Menurutnya, ayat-ayat Makkiyah banyak bicara tentang kehidupan pasca kematian karena masyarakat Arab jahiliyah tidak percaya dengan hal tersebut. Masyarakat Arab jahiliyah menyembah banyak patung untuk mencari keuntungan duniawi, bukan ukhrawi. Sehingga, penekanan tentang kehidupan afterlife dalam berbagai pengajian cocok untuk masyarakat jahiliyah.
Dalam konteks Indonesia di era modern ini, masyarakat justru perlu menghadirkan perbaikan kehidupan di dunia. Masyarakat perlu menghadirkan surga dalam kehidupan saat ini.
Menurutnya, penekanan umat Islam di Indonesia terhadap kehidupan akhirat secara berlebihan disebabkan oleh pemahaman terhadap teks Alquran. Sementara itu, pemahaman terhadap kitab suci menjadi salah satu penyebab eksklusivisme keagamaan.
Eksklusivisme Keagamaan
Yudi Latief menyebut bahwa eksklusivisme keagamaan dipengaruhi oleh cara seseorang memahami teks-teks kitab suci. Cara orang memahami kitab suci berbeda-beda, karena kitab suci tidak pernah bicara sendiri. Teks kitab suci hanya bisa disuarakan oleh pikiran orang-orang.
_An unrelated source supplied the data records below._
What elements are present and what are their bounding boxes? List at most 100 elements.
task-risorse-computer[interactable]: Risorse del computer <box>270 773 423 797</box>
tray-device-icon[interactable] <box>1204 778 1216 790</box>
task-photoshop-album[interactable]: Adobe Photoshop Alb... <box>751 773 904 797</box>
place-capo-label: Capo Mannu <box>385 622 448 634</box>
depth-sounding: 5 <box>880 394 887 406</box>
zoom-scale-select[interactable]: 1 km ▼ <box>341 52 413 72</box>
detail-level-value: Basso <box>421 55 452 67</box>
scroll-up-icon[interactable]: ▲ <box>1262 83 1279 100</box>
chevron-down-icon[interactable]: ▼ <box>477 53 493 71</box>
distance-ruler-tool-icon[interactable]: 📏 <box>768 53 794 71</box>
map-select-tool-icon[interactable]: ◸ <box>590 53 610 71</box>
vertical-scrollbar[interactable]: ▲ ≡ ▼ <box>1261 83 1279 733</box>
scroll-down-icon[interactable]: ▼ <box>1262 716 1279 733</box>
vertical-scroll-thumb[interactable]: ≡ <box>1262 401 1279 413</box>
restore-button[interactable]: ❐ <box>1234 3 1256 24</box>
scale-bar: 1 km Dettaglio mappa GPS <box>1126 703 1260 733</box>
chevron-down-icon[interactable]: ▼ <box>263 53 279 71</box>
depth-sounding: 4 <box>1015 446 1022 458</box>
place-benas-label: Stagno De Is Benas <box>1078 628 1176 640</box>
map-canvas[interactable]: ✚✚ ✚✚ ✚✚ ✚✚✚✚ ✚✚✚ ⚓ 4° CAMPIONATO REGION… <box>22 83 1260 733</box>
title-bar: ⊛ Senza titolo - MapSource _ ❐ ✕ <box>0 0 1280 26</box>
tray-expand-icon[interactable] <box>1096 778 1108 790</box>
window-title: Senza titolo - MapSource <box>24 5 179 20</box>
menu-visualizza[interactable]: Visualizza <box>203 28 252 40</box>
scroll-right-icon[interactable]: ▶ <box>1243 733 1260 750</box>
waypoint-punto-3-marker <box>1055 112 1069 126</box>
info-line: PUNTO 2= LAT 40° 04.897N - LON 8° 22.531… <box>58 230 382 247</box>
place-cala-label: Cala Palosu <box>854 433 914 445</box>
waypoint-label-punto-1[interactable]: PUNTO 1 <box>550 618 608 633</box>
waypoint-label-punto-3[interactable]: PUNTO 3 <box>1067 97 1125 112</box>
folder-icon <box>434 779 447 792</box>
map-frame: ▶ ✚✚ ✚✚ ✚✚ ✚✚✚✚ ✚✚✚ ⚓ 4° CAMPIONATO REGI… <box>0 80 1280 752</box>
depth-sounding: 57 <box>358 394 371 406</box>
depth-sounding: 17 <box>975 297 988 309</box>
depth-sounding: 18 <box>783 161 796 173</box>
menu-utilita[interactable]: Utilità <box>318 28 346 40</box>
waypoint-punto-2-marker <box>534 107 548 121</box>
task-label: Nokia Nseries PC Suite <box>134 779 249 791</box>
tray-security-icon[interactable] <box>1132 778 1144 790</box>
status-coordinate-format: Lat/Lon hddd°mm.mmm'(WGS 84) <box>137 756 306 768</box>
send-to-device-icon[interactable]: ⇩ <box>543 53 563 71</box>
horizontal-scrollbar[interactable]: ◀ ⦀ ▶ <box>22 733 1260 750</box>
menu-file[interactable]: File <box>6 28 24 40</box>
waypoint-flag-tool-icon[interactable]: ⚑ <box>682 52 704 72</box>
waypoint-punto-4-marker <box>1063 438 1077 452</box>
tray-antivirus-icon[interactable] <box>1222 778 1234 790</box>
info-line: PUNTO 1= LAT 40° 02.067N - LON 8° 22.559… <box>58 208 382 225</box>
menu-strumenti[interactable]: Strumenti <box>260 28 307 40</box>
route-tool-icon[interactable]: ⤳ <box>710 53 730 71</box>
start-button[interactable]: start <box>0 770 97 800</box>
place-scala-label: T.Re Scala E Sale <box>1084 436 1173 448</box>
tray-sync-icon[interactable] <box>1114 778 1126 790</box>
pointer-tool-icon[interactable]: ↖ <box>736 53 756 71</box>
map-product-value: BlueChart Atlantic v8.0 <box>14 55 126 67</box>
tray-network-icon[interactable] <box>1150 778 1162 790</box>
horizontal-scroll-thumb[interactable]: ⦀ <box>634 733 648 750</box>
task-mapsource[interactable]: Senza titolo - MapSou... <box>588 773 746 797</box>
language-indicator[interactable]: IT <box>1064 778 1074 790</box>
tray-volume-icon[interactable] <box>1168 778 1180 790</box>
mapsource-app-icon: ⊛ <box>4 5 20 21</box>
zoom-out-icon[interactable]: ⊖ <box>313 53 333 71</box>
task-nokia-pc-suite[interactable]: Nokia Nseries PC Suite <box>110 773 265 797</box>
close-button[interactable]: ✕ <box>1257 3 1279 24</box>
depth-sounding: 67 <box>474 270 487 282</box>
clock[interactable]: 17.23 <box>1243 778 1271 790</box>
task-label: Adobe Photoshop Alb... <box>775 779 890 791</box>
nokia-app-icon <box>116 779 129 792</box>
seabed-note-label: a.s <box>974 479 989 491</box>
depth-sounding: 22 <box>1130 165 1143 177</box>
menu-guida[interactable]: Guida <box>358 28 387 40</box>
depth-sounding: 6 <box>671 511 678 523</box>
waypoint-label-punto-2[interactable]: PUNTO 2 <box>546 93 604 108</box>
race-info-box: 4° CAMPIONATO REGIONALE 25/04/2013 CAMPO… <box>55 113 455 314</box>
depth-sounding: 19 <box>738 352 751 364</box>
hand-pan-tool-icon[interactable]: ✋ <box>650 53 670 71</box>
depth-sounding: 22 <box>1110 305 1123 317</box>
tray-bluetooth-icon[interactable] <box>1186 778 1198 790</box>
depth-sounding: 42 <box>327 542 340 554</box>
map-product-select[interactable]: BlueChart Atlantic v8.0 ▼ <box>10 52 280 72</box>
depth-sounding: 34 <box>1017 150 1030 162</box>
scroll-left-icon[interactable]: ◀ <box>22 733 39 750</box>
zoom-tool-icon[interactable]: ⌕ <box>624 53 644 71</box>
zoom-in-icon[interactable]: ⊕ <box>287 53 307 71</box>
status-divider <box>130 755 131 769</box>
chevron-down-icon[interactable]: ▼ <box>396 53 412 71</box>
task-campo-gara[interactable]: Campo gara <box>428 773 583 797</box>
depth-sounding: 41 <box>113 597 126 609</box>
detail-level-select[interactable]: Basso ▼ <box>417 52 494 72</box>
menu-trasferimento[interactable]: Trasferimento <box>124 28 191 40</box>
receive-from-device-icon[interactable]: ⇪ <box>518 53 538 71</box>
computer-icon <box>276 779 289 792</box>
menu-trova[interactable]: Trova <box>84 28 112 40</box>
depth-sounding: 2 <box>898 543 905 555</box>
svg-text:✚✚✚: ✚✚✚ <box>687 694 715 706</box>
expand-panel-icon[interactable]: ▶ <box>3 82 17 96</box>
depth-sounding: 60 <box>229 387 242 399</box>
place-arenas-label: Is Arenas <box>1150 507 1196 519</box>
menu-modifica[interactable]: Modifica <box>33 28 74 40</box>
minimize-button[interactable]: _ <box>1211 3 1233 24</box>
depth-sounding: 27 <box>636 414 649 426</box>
Maka, di dalam filsafat ada pepatah “semakin tinggi mutu subjektifitas suatu subjek, makin kaya objektifitas suatu objek”. Artinya, kekayaan teks kitab suci tergantung pada kekayaan pikiran manusia. Semakin kaya pikiran manusia yang menafsirkan kitab suci, kitab suci itu semakin objektif.
“Orang yang tidak paham tentang hakikat jenis-jenis batu akik, dia tidak akan tau berapa harganya batu tersebut,” ujarnya dalam Kajian Titik Temu yang diadakan oleh Nurcholish Madjid Society.
Mutu penafsir menentukan kualitas teks itu sendiri. Bagi yang tidak memiliki kekayaan wawasan yang jauh akan menafsirkan teks dengan dangkal.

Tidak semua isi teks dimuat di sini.